Dikko said this in Abuja  recently while fielding questions at a forum .

He said that the revolution in the service included training and retraining of officers and men as well as a review of its operational strategies and principles in line with the Act establishing the service.

The comptroller-general attributed achievements of the NCS especially in meeting its revenue targets to the ongoing reforms.

He explained that as part of the initiative, more than 12,000 customs officers of different cadres had been trained at home and abroad on trends in the sector since he assumed office in 2009.

“So actually we found ourselves in a situation whereby the officers were really abandoned, so we had to go back to the drawing board and intensify the training and retraining of officers on this aspect; that is the classification, evaluation and assessment, actually that is the greater part of revenue leakages.

“Towards the end of 2011, we trained almost 12,889 out of our 17,000 workforce so you can see that majority of the officers have gone on training.

“So actually that was what gave birth to the improvement in revenue collection and the attitudinal change of the officers.’’

Dikko told newsmen that revenue accruable to government had been lost in the past due to leakages occasioned by inefficiency in the system and low morale of officers and men of the service.

He acknowledged that officers were not adequately motivated prior to his assumption of office in 2009 and added that the new agenda was aimed at enhancing a better motivated workforce that would help the service to achieve its objectives.

He said that a greater part of his six-point agenda had been addressed and that the management was in the process of reviewing the agenda for greater efficiency and performance.

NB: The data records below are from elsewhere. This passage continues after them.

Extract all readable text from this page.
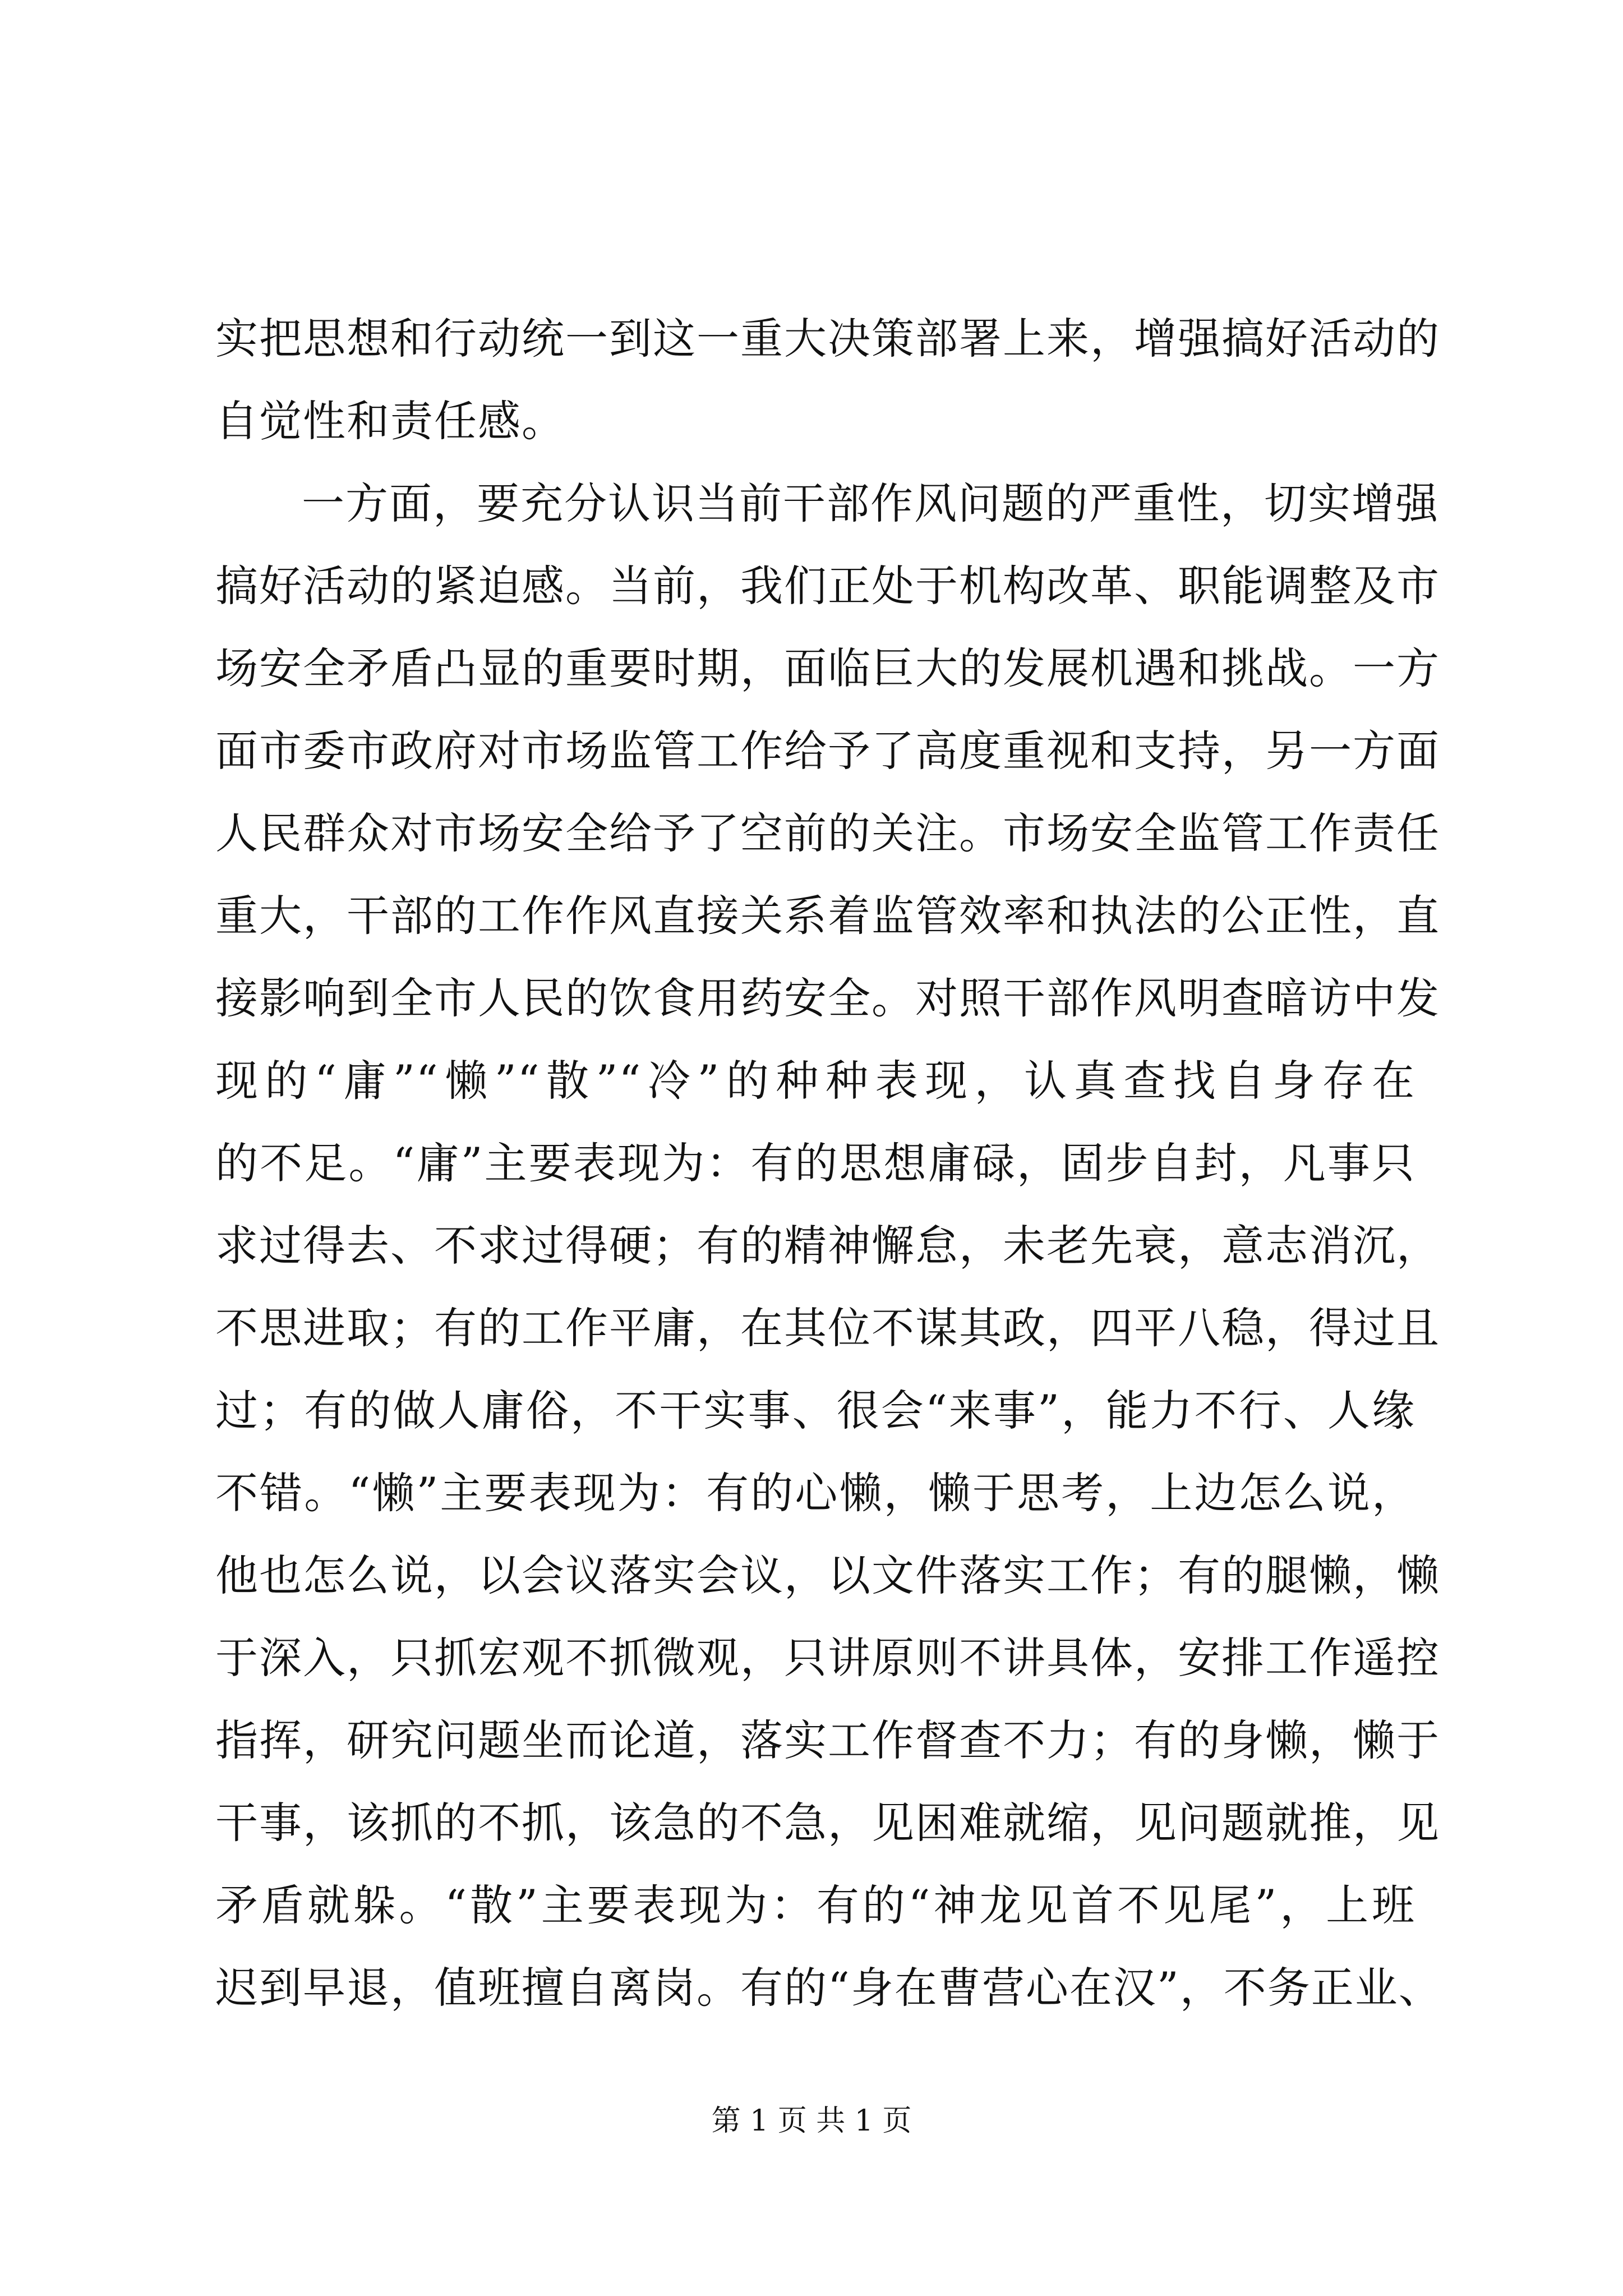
实把思想和行动统一到这一重大决策部署上来，增强搞好活动的
自觉性和责任感。
一方面，要充分认识当前干部作风问题的严重性，切实增强
搞好活动的紧迫感。当前，我们正处于机构改革、职能调整及市
场安全矛盾凸显的重要时期，面临巨大的发展机遇和挑战。一方
面市委市政府对市场监管工作给予了高度重视和支持，另一方面
人民群众对市场安全给予了空前的关注。市场安全监管工作责任
重大，干部的工作作风直接关系着监管效率和执法的公正性，直
接影响到全市人民的饮食用药安全。对照干部作风明查暗访中发
现的“庸”“懒”“散”“冷”的种种表现，认真查找自身存在
的不足。“庸”主要表现为：有的思想庸碌，固步自封，凡事只
求过得去、不求过得硬；有的精神懈怠，未老先衰，意志消沉，
不思进取；有的工作平庸，在其位不谋其政，四平八稳，得过且
过；有的做人庸俗，不干实事、很会“来事”，能力不行、人缘
不错。“懒”主要表现为：有的心懒，懒于思考，上边怎么说，
他也怎么说，以会议落实会议，以文件落实工作；有的腿懒，懒
于深入，只抓宏观不抓微观，只讲原则不讲具体，安排工作遥控
指挥，研究问题坐而论道，落实工作督查不力；有的身懒，懒于
干事，该抓的不抓，该急的不急，见困难就缩，见问题就推，见
矛盾就躲。“散”主要表现为：有的“神龙见首不见尾”，上班
迟到早退，值班擅自离岗。有的“身在曹营心在汉”，不务正业、
第 1 页 共 1 页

Dikko, who said he was proud of presiding over a service of well-motivated officers, told newsmen that the service was destined for better service delivery for the development of the country.

On the capacity of the service to effectively police the country’s borders, Dikko said that NCS did not have the personnel to police all the borders to fully check activities of smugglers.

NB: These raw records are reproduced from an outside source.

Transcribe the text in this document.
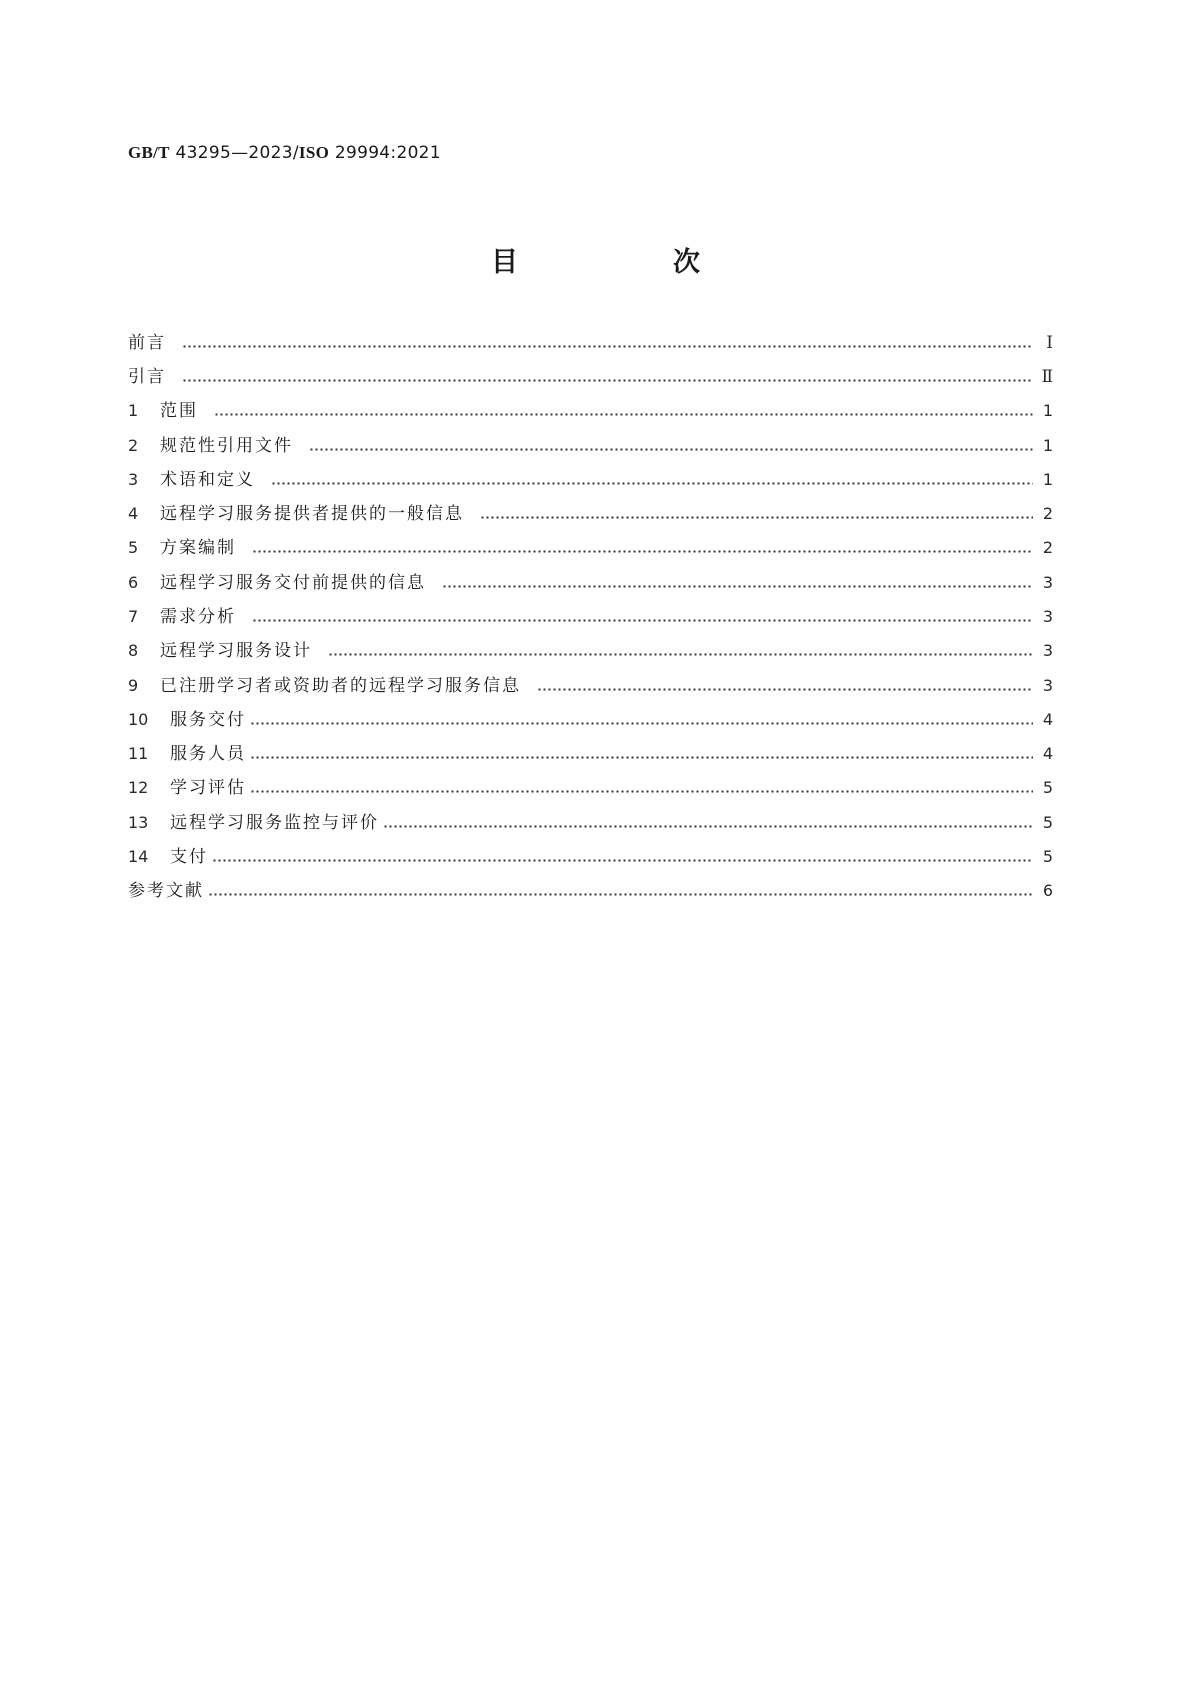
GB/T 43295—2023/ISO 29994:2021
目　次
前言	Ⅰ
引言	Ⅱ
1	范围	1
2	规范性引用文件	1
3	术语和定义	1
4	远程学习服务提供者提供的一般信息	2
5	方案编制	2
6	远程学习服务交付前提供的信息	3
7	需求分析	3
8	远程学习服务设计	3
9	已注册学习者或资助者的远程学习服务信息	3
10	服务交付	4
11	服务人员	4
12	学习评估	5
13	远程学习服务监控与评价	5
14	支付	5
参考文献	6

On meeting the training needs of officers within the country, Dikko said that its newly upgraded college for middle and high level officers was designed to give its officers relevant training in areas of ICT and other aspects of the service responsibilities.

He said that the college’s curriculum was designed to offer training in the direction of the World Customs Organisation and that the college was affiliated to a university in Europe.

The comptroller-general who acknowledged the existence of fraudulent officers in the system, said that the NCS was prepared to purge itself of negative influence in its bid to revolutionise the service.

He told newsmen  that the attitude and orientation was gradually changed towards greater performance and transparency in its operations at the ports and the borders.

Dikko assured that the service was better positioned to offer same services that could be found in other parts of the world.